TOML section Description
[[script.mask_columns]] Columns defined in this section will be masked, replacing all characters, aside from the first and last, with *.
[[script.mask_email_columns]] If defined, the columns will be masked as emails: johndoe@example.com will become j****e@example.com.
Column data not matching an email structure will still be masked.
[[script.remove_columns]] Columns defined in this section will have the entire column removed from response data, including the column headers.

Within each of the above sections, the following properties define which columns will be obscured and which permissions a user must have to prevent the obscuring of data.

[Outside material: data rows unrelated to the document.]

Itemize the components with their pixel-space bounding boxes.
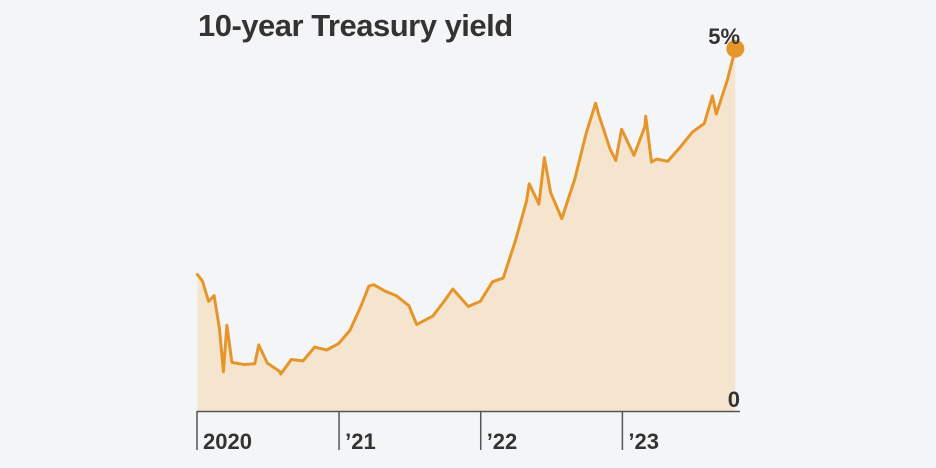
area-fill bbox=[197, 48, 736, 411]
y-tick-label: 0 bbox=[728, 387, 740, 412]
x-tick-label: ’22 bbox=[487, 429, 518, 454]
y-tick-label: 5% bbox=[708, 24, 740, 49]
chart-title: 10-year Treasury yield bbox=[198, 8, 513, 43]
series-line bbox=[195, 47, 737, 376]
x-tick-label: 2020 bbox=[203, 429, 252, 454]
x-tick-label: ’21 bbox=[345, 429, 376, 454]
end-point-marker bbox=[726, 39, 745, 58]
x-tick-label: ’23 bbox=[628, 429, 659, 454]
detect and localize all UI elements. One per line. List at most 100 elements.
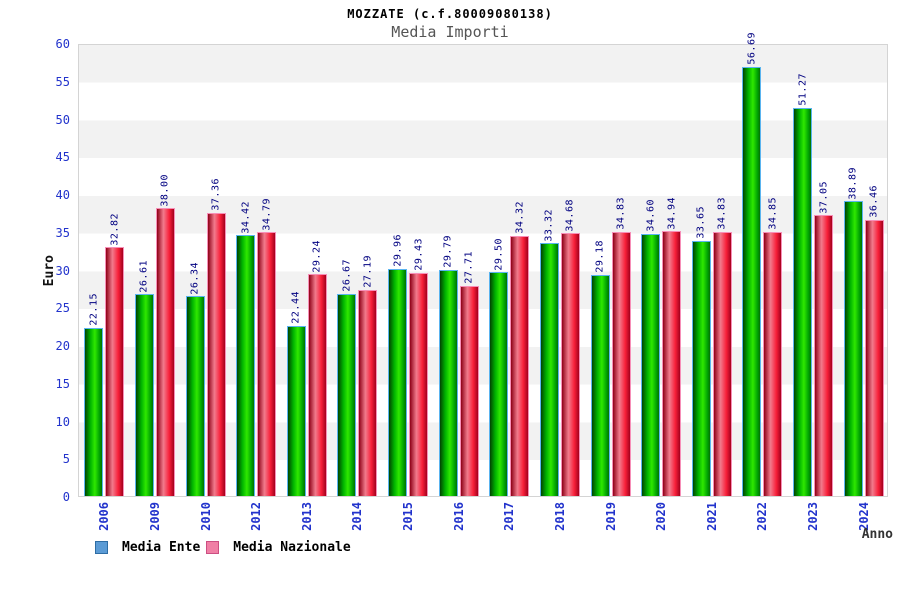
legend-swatch-media-nazionale (206, 541, 220, 554)
x-axis-title: Anno (861, 527, 893, 542)
x-axis-year-label: 2021 (704, 502, 719, 531)
bar-media-nazionale-2012: 34.79 (257, 198, 277, 496)
legend: Media Ente Media Nazionale (95, 540, 357, 555)
value-label: 34.85 (767, 197, 779, 230)
value-label: 26.61 (138, 259, 150, 293)
y-axis-tick-label: 5 (62, 452, 70, 467)
bar-media-ente-2015: 29.96 (388, 234, 408, 496)
value-label: 32.82 (109, 212, 121, 246)
bar-media-nazionale-2020: 34.94 (662, 197, 682, 496)
bar-media-ente-2016: 29.79 (438, 235, 458, 496)
x-axis-year-label: 2006 (97, 502, 112, 531)
value-label: 34.83 (615, 197, 627, 231)
value-label: 34.32 (514, 201, 526, 234)
plot-area: 22.15 32.82 2006 26.61 38.00 2009 26.34 37.36 20… (78, 32, 889, 531)
bar-media-ente-2020: 34.60 (641, 199, 661, 496)
bar-media-ente-2018: 33.32 (539, 209, 559, 496)
y-axis-tick-label: 0 (62, 490, 70, 504)
y-axis-tick-label: 10 (55, 414, 70, 429)
bar-media-ente-2012: 34.42 (236, 201, 256, 496)
x-axis-year-label: 2013 (299, 502, 314, 531)
bar-media-ente-2009: 26.61 (134, 260, 154, 496)
value-label: 34.79 (261, 197, 273, 231)
bar-media-nazionale-2013: 29.24 (307, 240, 327, 496)
bar-media-ente-2010: 26.34 (185, 262, 205, 496)
bar-media-ente-2013: 22.44 (286, 291, 306, 496)
bar-media-nazionale-2023: 37.05 (814, 181, 834, 496)
legend-label-media-ente: Media Ente (122, 540, 201, 555)
value-label: 27.71 (463, 251, 475, 284)
value-label: 26.34 (189, 261, 201, 295)
legend-label-media-nazionale: Media Nazionale (233, 540, 351, 555)
x-axis-year-label: 2014 (350, 502, 365, 531)
bar-media-ente-2019: 29.18 (590, 240, 610, 496)
value-label: 29.96 (392, 234, 404, 267)
chart-subtitle: Media Importi (391, 23, 509, 41)
bar-media-nazionale-2021: 34.83 (712, 197, 732, 496)
value-label: 56.69 (746, 32, 758, 65)
bar-group-2021: 33.65 34.83 2021 (687, 45, 738, 531)
value-label: 29.24 (311, 239, 323, 273)
value-label: 34.68 (564, 198, 576, 232)
bar-group-2020: 34.60 34.94 2020 (636, 45, 687, 531)
bar-media-ente-2021: 33.65 (691, 206, 711, 496)
bar-group-2023: 51.27 37.05 2023 (788, 45, 839, 531)
x-axis-year-label: 2009 (147, 502, 162, 531)
value-label: 29.18 (594, 240, 606, 273)
y-axis-tick-label: 20 (55, 339, 70, 353)
value-label: 34.83 (716, 197, 728, 231)
bar-group-2015: 29.96 29.43 2015 (383, 45, 434, 531)
bar-group-2017: 29.50 34.32 2017 (484, 45, 535, 531)
y-axis-tick-label: 15 (55, 376, 70, 391)
bar-media-ente-2024: 38.89 (843, 167, 863, 496)
value-label: 34.42 (240, 200, 252, 234)
y-axis-tick-label: 45 (55, 150, 70, 165)
value-label: 37.36 (210, 178, 222, 211)
bar-group-2018: 33.32 34.68 2018 (535, 45, 586, 531)
bar-media-ente-2022: 56.69 (742, 32, 762, 496)
value-label: 33.32 (543, 208, 555, 242)
x-axis-year-label: 2018 (552, 502, 567, 531)
bar-media-ente-2023: 51.27 (793, 73, 813, 496)
x-axis-year-label: 2012 (249, 502, 264, 531)
bar-media-ente-2014: 26.67 (337, 259, 357, 496)
y-axis-tick-label: 50 (55, 112, 70, 127)
x-axis-year-label: 2020 (654, 502, 669, 531)
bar-media-nazionale-2024: 36.46 (864, 185, 884, 496)
bar-group-2016: 29.79 27.71 2016 (433, 45, 484, 531)
x-axis-year-label: 2019 (603, 502, 618, 531)
bar-group-2019: 29.18 34.83 2019 (585, 45, 636, 531)
x-axis-year-label: 2016 (451, 502, 466, 531)
bar-media-nazionale-2006: 32.82 (105, 213, 125, 496)
value-label: 34.60 (645, 199, 657, 232)
bar-media-nazionale-2009: 38.00 (155, 174, 175, 496)
value-label: 51.27 (797, 73, 809, 106)
y-axis-tick-label: 40 (55, 188, 70, 202)
bar-group-2006: 22.15 32.82 2006 (79, 45, 130, 531)
value-label: 22.15 (88, 293, 100, 326)
x-axis-year-label: 2017 (502, 502, 517, 531)
value-label: 22.44 (290, 290, 302, 324)
y-axis-tick-label: 35 (55, 225, 70, 240)
bar-group-2010: 26.34 37.36 2010 (180, 45, 231, 531)
bar-media-nazionale-2015: 29.43 (409, 238, 429, 496)
legend-swatch-media-ente (95, 541, 108, 554)
chart-title: MOZZATE (c.f.80009080138) (347, 7, 553, 21)
value-label: 29.79 (442, 235, 454, 269)
bar-media-nazionale-2022: 34.85 (763, 197, 783, 496)
value-label: 26.67 (341, 259, 353, 292)
y-axis-tick-label: 55 (55, 74, 70, 89)
bar-media-nazionale-2018: 34.68 (560, 199, 580, 496)
x-axis-year-label: 2015 (401, 502, 416, 531)
bar-group-2013: 22.44 29.24 2013 (282, 45, 333, 531)
value-label: 29.43 (413, 238, 425, 271)
x-axis-year-label: 2010 (198, 502, 213, 531)
value-label: 34.94 (666, 196, 678, 230)
x-axis-year-label: 2023 (806, 502, 821, 531)
bar-group-2024: 38.89 36.46 2024 (838, 45, 889, 531)
bar-media-ente-2006: 22.15 (84, 293, 104, 496)
bar-group-2014: 26.67 27.19 2014 (332, 45, 383, 531)
bar-media-nazionale-2014: 27.19 (358, 255, 378, 496)
bar-group-2009: 26.61 38.00 2009 (130, 45, 181, 531)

Property Type Example Description
user_groups String[] [ “admin_read”, “audit_read” ] An array containing user groups the user must have to be able to see the columns. If the user has at least one group, the column wont be obscured.
columns String[] [ “Created By” ] An array of columns that will be obscured if the user has none of the user groups assigned inside user_groups

Note - Multiple of the same section can be placed in the same report to allow for different permission requirements for different columns.

Jarvis Configuration

Reports are run by the N2ACD-FE API and are configured in the associated Jarvis configuration file (by default /etc/jarvis/n2acd-fe.xml). The single relevant configuration option for reports is the report directory where dataset files that hold the SQL query to run for the report are stored:

        <dataset_dir prefix="reports.">/var/lib/n2acd-fe/reports</dataset_dir>

Note that the prefix must be reports. and the report directory referenced by this configuration is suggested to be alongside other environment-specific configuration for N2ACD, such as branding and i18n configuration.

However note that reports are global, and are not defined on a per-branding basis.

Access to reports is governed by the report_read group. Only users granted the report_read or admin_read groups will have access to any reports in the N2ACD-FE GUI - even if the user is granted specific report access via the N2ACD administration GUI.

Deployment Considerations

Report generation relies on the dataset files in the dataset directory prefixed by reports. to be available for each API node in a N2ACD environment. If N2ACD is deployed on multiple SMS nodes the report must be installed on each node individually.

It is suggested that the manage_available_reports.pl add command is run on each N2ACD SMS node. The database updates for the report will be run multiple times but will not duplicate or fail. The report file will be created on each node.